Les nostalgiques de l'avant-4 Août

Par Jean-Paul Piérot

La droite a-t-elle découvert la lune ? Alors que s'achève la session parlementaire, les dirigeants de l'UMP jouent la surprise, à laquelle ils ajoutent un zest d'indignation. Horreur ! 2012 ne ressemble pas à 2007. En vérité, à l'expérience de la fringale de lois cousues main pour le monde du fric (loi Tepa, bouclier fiscal...), qui faisait courir le nouveau président à peine sorti du Fouquet's, les Français ne souhaitaient en aucune manière que la séquence parlementaire suivant l'élection de François Hollande ressemblât si peu que ce fût à celle qu'il inaugura le quinquennat Sarkozy. L'angle d'attaque choisi est symptomatique des préoccupations essentielles de classe de ces contempteurs. Ils enragent devant toute correction allant dans le sens de la justice fiscale, devant chaque remise en cause des cadeaux exorbitants dont les plus riches se sont vu gratifier. À quelques jours de la date anniversaire du 4 Août, les privilégiés n'ont pas perdu leurs défenseurs.

La session, qui s'est conclue par le vote de la loi de finances rectificative, est « nocive », selon Bernard Accoyer, ancien président de l'Assemblée nationale ; elle s'est livrée à un « matraquage fiscal », accuse Christian Jacob, le chef du groupe UMP ; « une session parlementaire consacrée à défaire ce qui a été fait », se lamente Nathalie Kosciusko-Morizet, ex-porte-parole de Nicolas Sarkozy...

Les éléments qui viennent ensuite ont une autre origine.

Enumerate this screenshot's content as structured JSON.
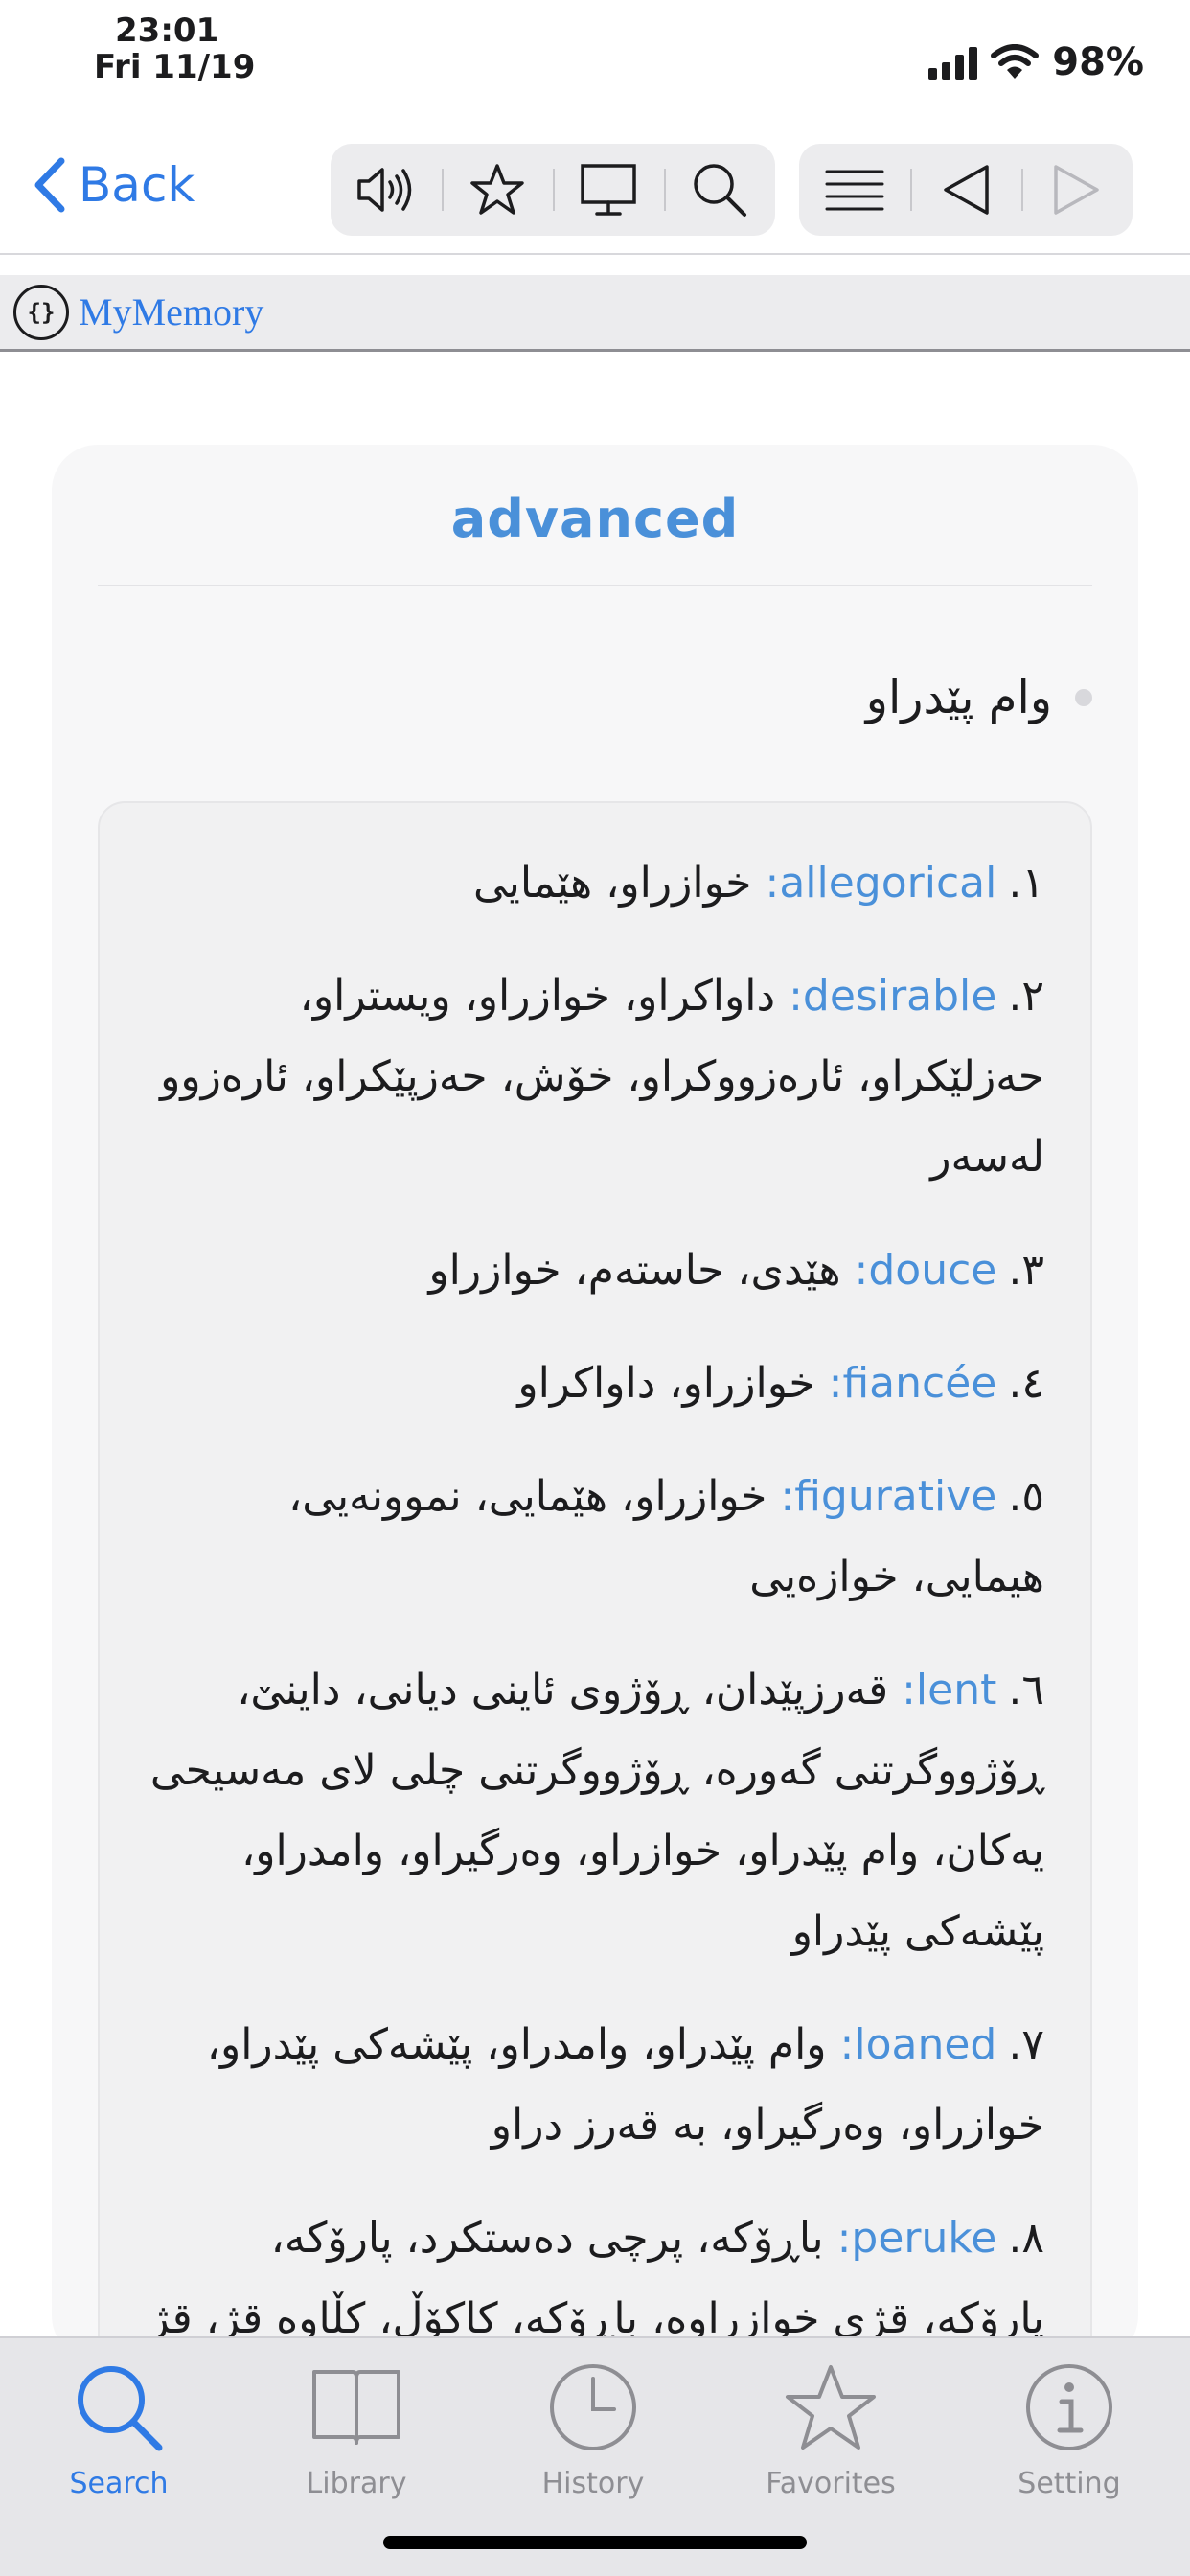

Encore déstabilisés par la défaite qu'ils ont subie, les responsables de la droite ne s'y trompent pas, et leurs critiques du budget constituent une sorte d'hommage du vice à la vertu : les grandes mesures de rentrées fiscales seront plutôt supportées par ceux qui en ont les moyens, et c'est précisément cette cohérence qui est insupportable à l'ex-camp Sarkozyte.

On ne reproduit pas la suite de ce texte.